Now I own a vacation condo and every unit getting a dish would be ugly, I’ve argued for a fewer ground mounted dishes that people connect to but to no avail..
You are correct wrt vast Internet services. In the past, I’ve installed both commercial and residential vsat rigs and have first hand experience with the issues, namely:
1. Godawful latency. The best commercial rigs managed 250-300 msec, while residential rigs were typically 1200-1800 msec.
2. Gross asymmetry wrt tx/rx speeds. Sure, you might get 25 mbps down from HughesNet, but never better than ISDN speeds up (128 kbps) on a good day. This plays hell with any website or application designed for conventionally shaped traffic. Some sites will just time out owing to the asymmetry.
3. Extreme sensitivity to weather. The transmitters for residential rigs are pretty weak, relatively speaking. A typical commercial transmitter will be 5 watts or better. Resodential, usually less than a watt, so their ability to punch through weather is pretty weak.
4. Vsat companies. They all suck. Horrible customer service from turd world call centers who are little better than script readers with virtually no understanding of the product they support.
5. Service contract fine print.
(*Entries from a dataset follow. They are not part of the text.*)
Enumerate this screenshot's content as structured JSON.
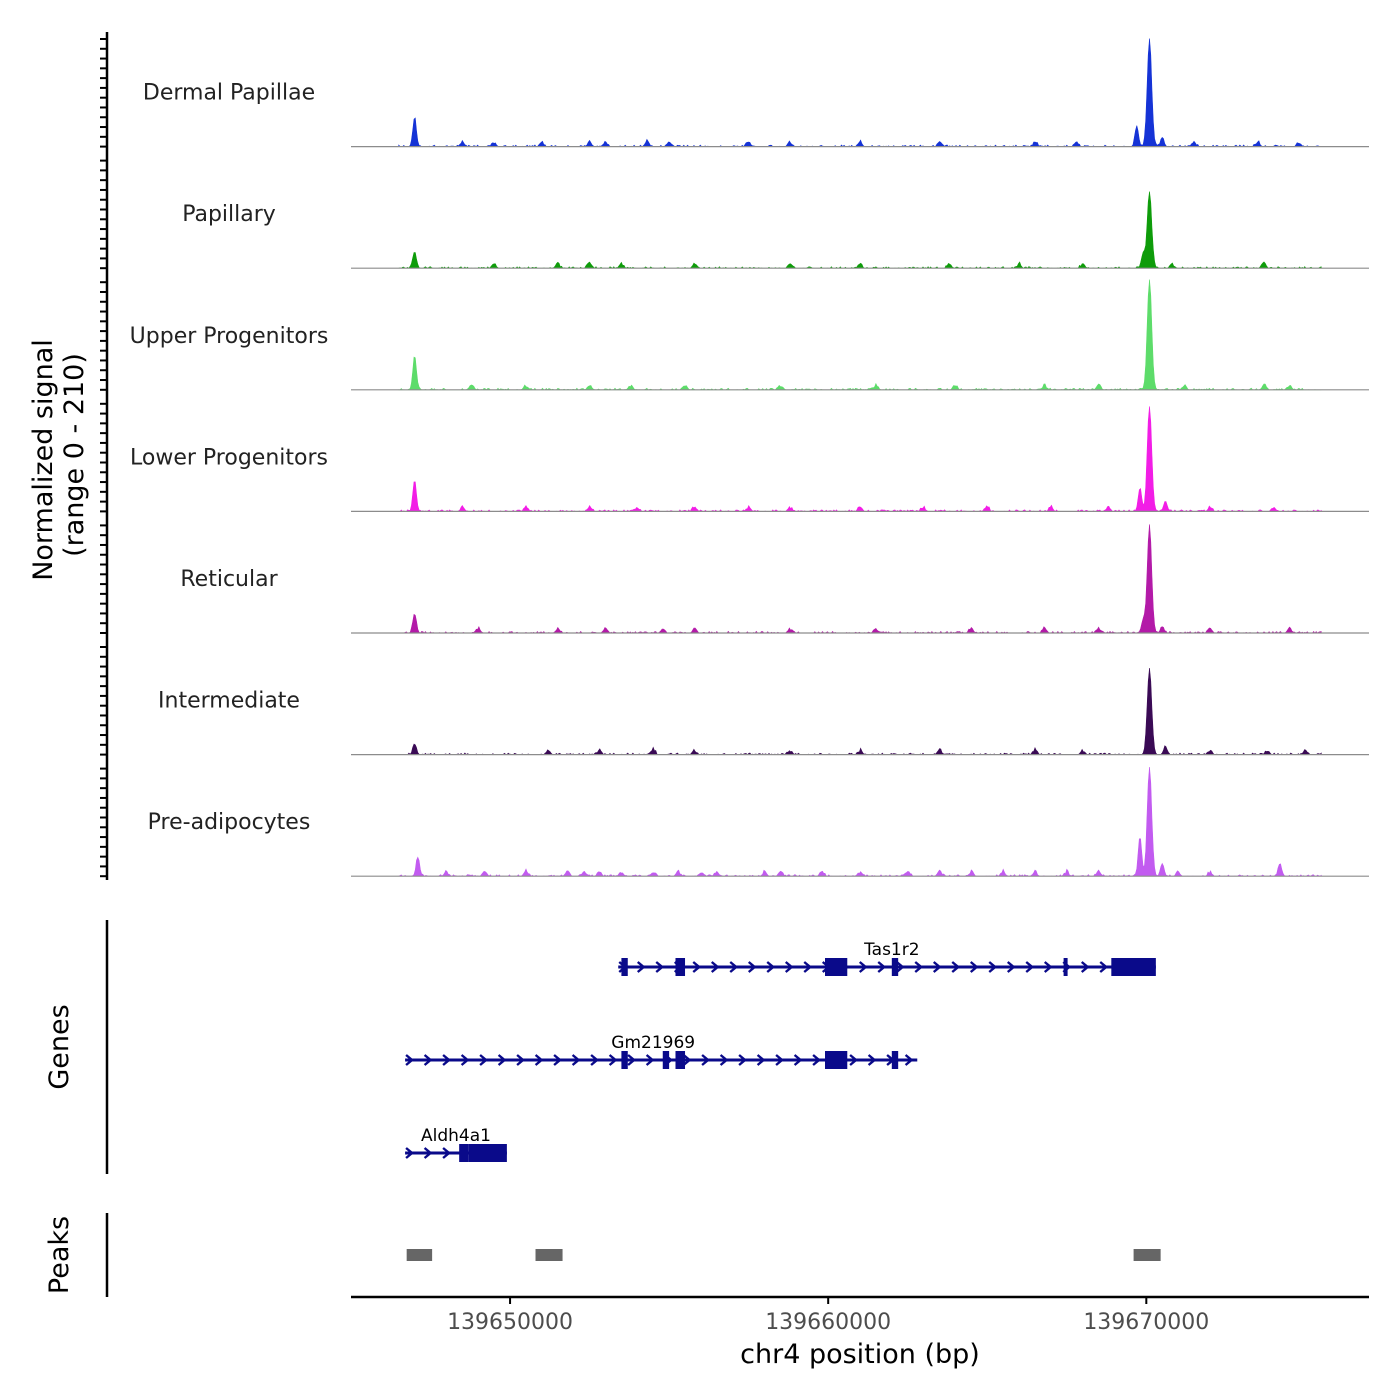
{
  "chart_data": {
    "type": "coverage",
    "y_axis_title": "Normalized signal",
    "y_axis_range_label": "(range 0 - 210)",
    "ylim": [
      0,
      210
    ],
    "x_axis_title": "chr4 position (bp)",
    "xlim": [
      139645000,
      139677000
    ],
    "x_ticks": [
      139650000,
      139660000,
      139670000
    ],
    "x_tick_labels": [
      "139650000",
      "139660000",
      "139670000"
    ],
    "data_start": 139646500,
    "data_end": 139675500,
    "tracks": [
      {
        "name": "Dermal Papillae",
        "color": "#1533d6",
        "peaks": [
          {
            "pos": 139647000,
            "h": 28
          },
          {
            "pos": 139669700,
            "h": 20
          },
          {
            "pos": 139670100,
            "h": 102
          },
          {
            "pos": 139670500,
            "h": 8
          }
        ],
        "bumps": [
          139648500,
          139649500,
          139651000,
          139652500,
          139653000,
          139654300,
          139655000,
          139657500,
          139658800,
          139661000,
          139663500,
          139666500,
          139667800,
          139671500,
          139673500,
          139674800
        ]
      },
      {
        "name": "Papillary",
        "color": "#0e9c0a",
        "peaks": [
          {
            "pos": 139647000,
            "h": 16
          },
          {
            "pos": 139669900,
            "h": 14
          },
          {
            "pos": 139670100,
            "h": 73
          },
          {
            "pos": 139673700,
            "h": 6
          }
        ],
        "bumps": [
          139649500,
          139651500,
          139652500,
          139653500,
          139655800,
          139658800,
          139661000,
          139663800,
          139666000,
          139668000,
          139670800
        ]
      },
      {
        "name": "Upper Progenitors",
        "color": "#5ddc6a",
        "peaks": [
          {
            "pos": 139647000,
            "h": 32
          },
          {
            "pos": 139670100,
            "h": 105
          },
          {
            "pos": 139673700,
            "h": 5
          }
        ],
        "bumps": [
          139648800,
          139650500,
          139652500,
          139653800,
          139655500,
          139658500,
          139661500,
          139664000,
          139666800,
          139668500,
          139671200,
          139674500
        ]
      },
      {
        "name": "Lower Progenitors",
        "color": "#f21de6",
        "peaks": [
          {
            "pos": 139647000,
            "h": 30
          },
          {
            "pos": 139669800,
            "h": 22
          },
          {
            "pos": 139670100,
            "h": 100
          },
          {
            "pos": 139670600,
            "h": 10
          }
        ],
        "bumps": [
          139648500,
          139650500,
          139652500,
          139654000,
          139655800,
          139657500,
          139658800,
          139661000,
          139663000,
          139665000,
          139667000,
          139668800,
          139672000,
          139674000
        ]
      },
      {
        "name": "Reticular",
        "color": "#b31aa8",
        "peaks": [
          {
            "pos": 139647000,
            "h": 18
          },
          {
            "pos": 139669900,
            "h": 12
          },
          {
            "pos": 139670100,
            "h": 102
          },
          {
            "pos": 139670500,
            "h": 6
          }
        ],
        "bumps": [
          139649000,
          139651500,
          139653000,
          139654800,
          139655800,
          139658800,
          139661500,
          139664500,
          139666800,
          139668500,
          139672000,
          139674500
        ]
      },
      {
        "name": "Intermediate",
        "color": "#3a0a55",
        "peaks": [
          {
            "pos": 139647000,
            "h": 10
          },
          {
            "pos": 139670100,
            "h": 82
          },
          {
            "pos": 139670600,
            "h": 8
          }
        ],
        "bumps": [
          139651200,
          139652800,
          139654500,
          139655800,
          139658800,
          139661000,
          139663500,
          139666500,
          139668000,
          139672000,
          139673800,
          139675000
        ]
      },
      {
        "name": "Pre-adipocytes",
        "color": "#c25bf0",
        "peaks": [
          {
            "pos": 139647100,
            "h": 18
          },
          {
            "pos": 139669800,
            "h": 38
          },
          {
            "pos": 139670100,
            "h": 104
          },
          {
            "pos": 139670500,
            "h": 12
          },
          {
            "pos": 139674200,
            "h": 12
          }
        ],
        "bumps": [
          139648000,
          139649200,
          139650500,
          139651800,
          139652300,
          139652800,
          139653500,
          139654500,
          139655300,
          139656000,
          139656500,
          139658000,
          139658500,
          139659800,
          139661000,
          139662500,
          139663500,
          139664500,
          139665500,
          139666500,
          139667500,
          139668500,
          139671000,
          139672000
        ]
      }
    ],
    "genes_axis_title": "Genes",
    "genes": [
      {
        "name": "Aldh4a1",
        "start": 139646700,
        "end": 139649900,
        "strand": "+",
        "exons": [
          [
            139648400,
            139648700
          ],
          [
            139648700,
            139649900
          ]
        ]
      },
      {
        "name": "Gm21969",
        "start": 139646700,
        "end": 139662800,
        "strand": "+",
        "exons": [
          [
            139653500,
            139653700
          ],
          [
            139654800,
            139655000
          ],
          [
            139655200,
            139655500
          ],
          [
            139659900,
            139660600
          ],
          [
            139662000,
            139662200
          ]
        ]
      },
      {
        "name": "Tas1r2",
        "start": 139653400,
        "end": 139670300,
        "strand": "+",
        "exons": [
          [
            139653500,
            139653700
          ],
          [
            139655200,
            139655500
          ],
          [
            139659900,
            139660600
          ],
          [
            139662000,
            139662200
          ],
          [
            139667400,
            139667500
          ],
          [
            139668900,
            139670300
          ]
        ]
      }
    ],
    "peaks_axis_title": "Peaks",
    "peaks_track": [
      [
        139646750,
        139647550
      ],
      [
        139650800,
        139651650
      ],
      [
        139669600,
        139670450
      ]
    ]
  }
}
Service sucks? Too bad. They never guarantee anything.
On the reddit link I posted, there is a picture of what is reported to be the Starlink dish/antenna
I signed up over a month ago. So far all I have received is the “Thank you for signing up” email. The speeds they are advertising are about 10x what I get now.
Supposedly they are going to roll it out in the northern latitudes first.